Open Access: This article is an open-access article that was selected by an in-house editor and fully peer-reviewed by external reviewers. It is distributed in accordance with the Creative Commons Attribution NonCommercial (CC BY-NC 4.0) license, which permits others to distribute, remix, adapt, build upon this work non-commercially, and license their derivative works on different terms, provided the original work is properly cited and the use is non-commercial. See: https://creativecommons.org/Licenses/by-nc/4.0/
Corresponding author: Chi-Bing Dai, Professor, Department of Gastroenterology, Affiliated Renhe Hospital of China Three Gorges University, No. 435 Yiling Road, Yichang 443001, Hubei Province, China. dchibing@126.com
Received: August 13, 2025 Revised: October 23, 2025 Accepted: December 11, 2025 Published online: February 14, 2026 Processing time: 173 Days and 23.7 Hours
Abstract
BACKGROUND
A high-fat diet (HFD) can cause systemic low-grade inflammation, metabolic and inflammatory diseases, and alter the composition of intestinal microbiota. Although probiotics mitigate intestinal inflammation, it is still unclear whether they can directly inhibit the production of deoxycholic acid (DCA) to prevent or alleviate intestinal inflammation.
AIM
To investigate changes in intestinal flora, fecal DCA levels, and cytokine profiles.
METHODS
Vancomycin was administered to significantly reduce the population of intestinal gram-positive bacteria, which helped in reducing the fecal DCA levels. Recruitment of pro-inflammatory macrophages, polarization of macrophages, and the inflammation associated with the intestinal flora of the HFD animal model were assessed. Their expression levels were analyzed through real-time polymerase chain reaction, immunofluorescence staining, liquid chromatography-mass spectrometry, and 16S rRNA high-throughput sequencing.
RESULTS
HFD or DCA promotes the infiltration of colon macrophages, causing their polarization toward the M1 phenotype. This polarization can be inhibited by both vancomycin and Bifidobacterium.

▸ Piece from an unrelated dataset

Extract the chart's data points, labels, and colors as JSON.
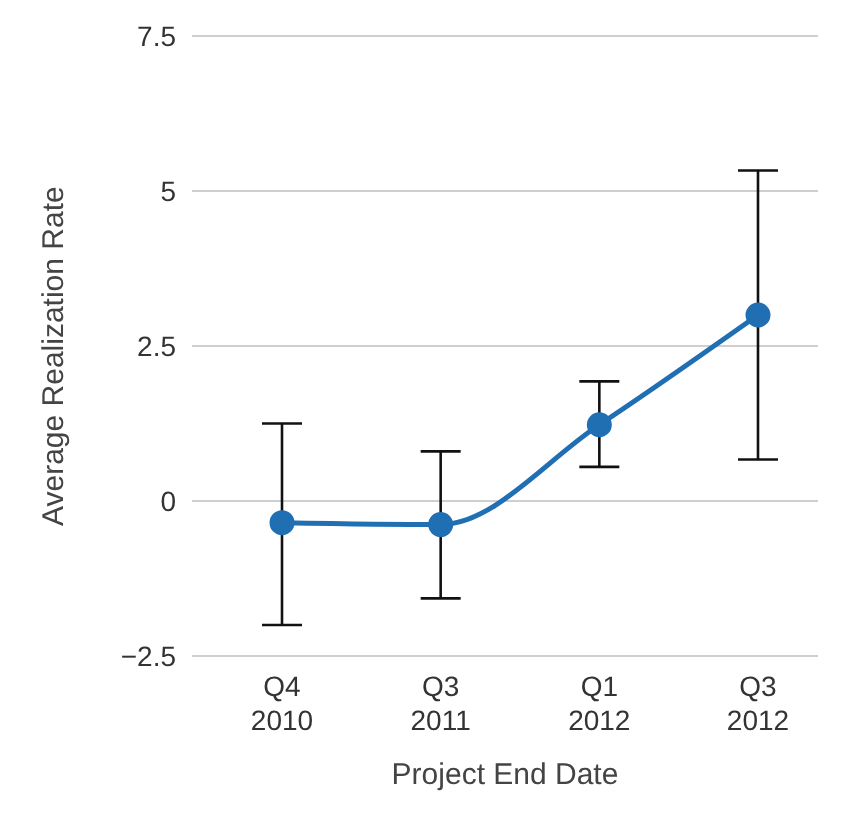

Bifidobacterium enhances the species richness and uniformity of the intestinal microbiota in HFD mice; however, it does not improve these parameters in the presence of vancomycin. Bifidobacterium also does not increase the abundance of microbiota in HFD-fed or HFD-and-vancomycin-treated mice. HFD alters the relative abundance of intestinal microbiota at the phylum and genus levels. Bifidobacterium or vancomycin can partially mitigate these changes.
CONCLUSION
Bifidobacterium can inhibit HFD-induced intestinal inflammation or that resulting from DCA-induced M1 polarization of macrophages. It may also regulate bile acid levels and target cholesterol metabolism pathways, which may serve as potential therapeutic strategies for HFD-associated colitis.

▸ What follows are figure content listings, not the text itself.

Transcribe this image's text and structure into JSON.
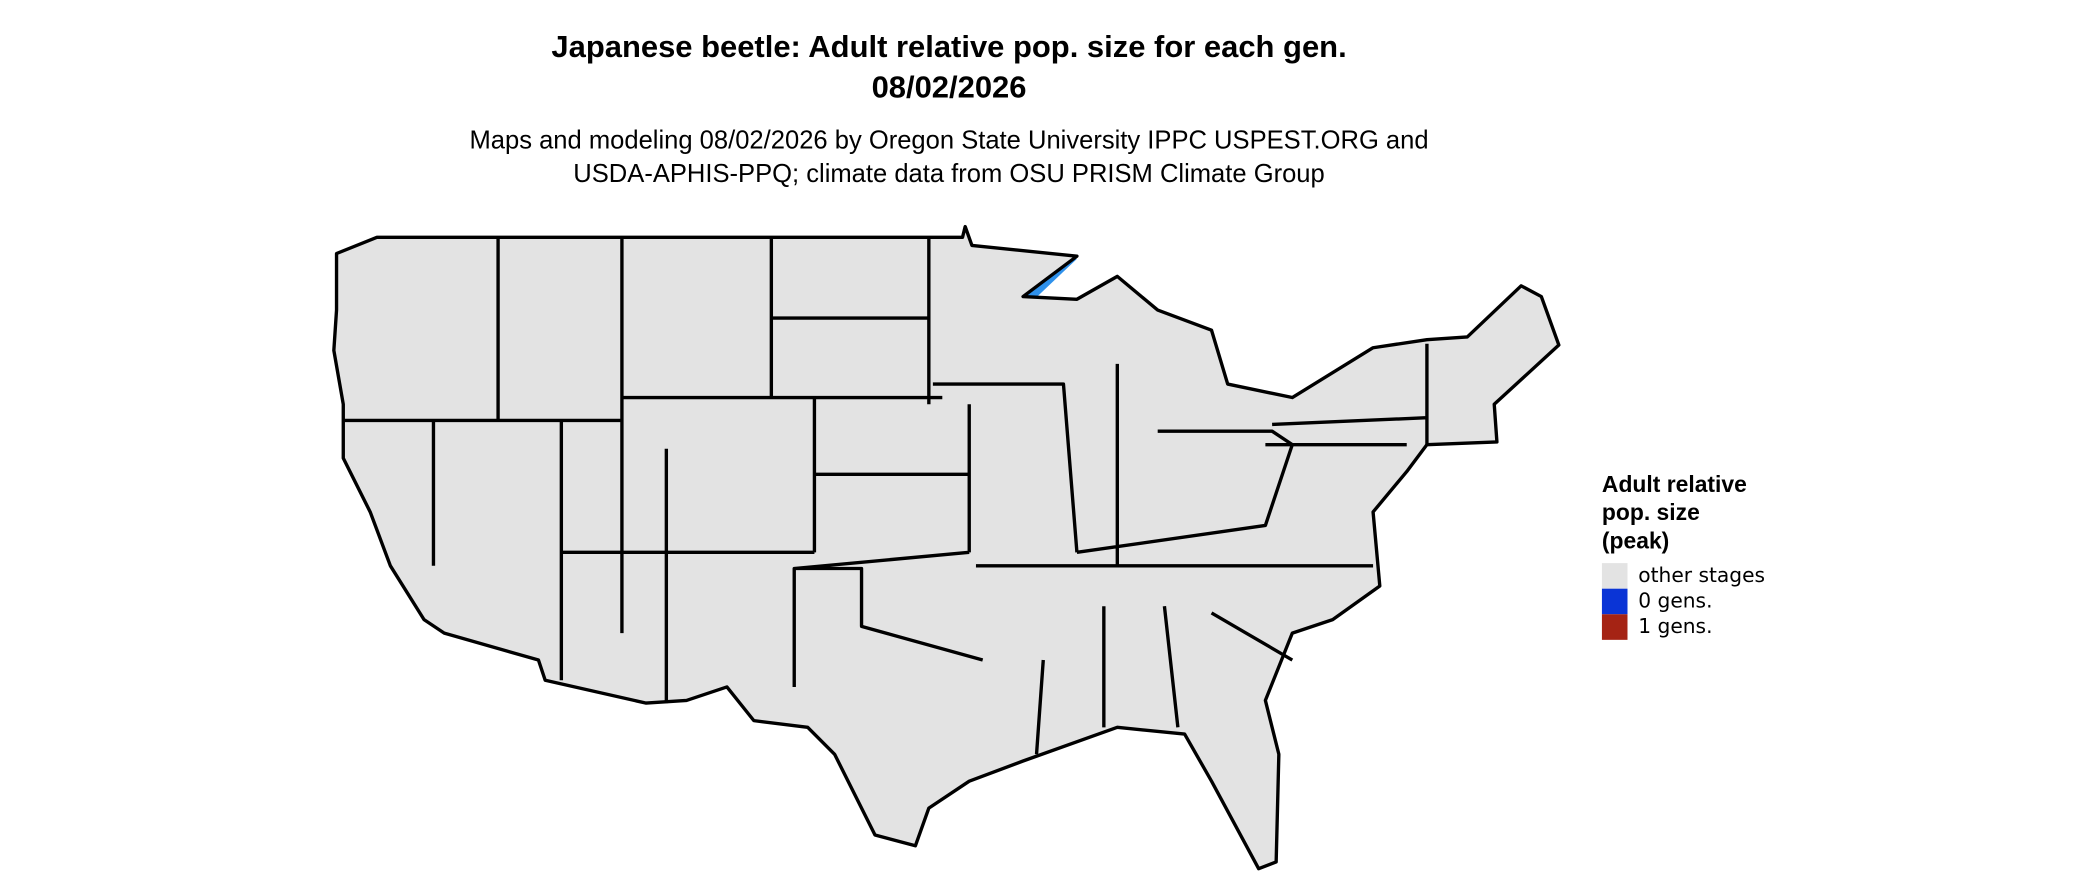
{
  "header": {
    "title": [
      "Japanese beetle: Adult relative pop. size for each gen.",
      "08/02/2026"
    ],
    "subtitle": [
      "Maps and modeling 08/02/2026 by Oregon State University IPPC USPEST.ORG and",
      "USDA-APHIS-PPQ; climate data from OSU PRISM Climate Group"
    ]
  },
  "legend": {
    "title": [
      "Adult relative",
      "pop. size",
      "(peak)"
    ],
    "items": [
      {
        "label": "other stages",
        "color": "#e3e3e3"
      },
      {
        "label": "0 gens.",
        "color": "#0a34d6"
      },
      {
        "label": "1 gens.",
        "color": "#a52314"
      }
    ]
  }
}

Core Tip: A high-fat diet increases fecal deoxycholic acid (DCA), inducing M1 macrophage polarization and intestinal inflammation. Bifidobacterium mitigates this by reducing the production of DCA, inhibiting M1 polarization, and partially restoring gut microbiota balance. Hence, they can be employed for treating high-fat diet-associated colitis. This study aims to investigate changes in intestinal flora, fecal DCA levels, and cytokine profiles.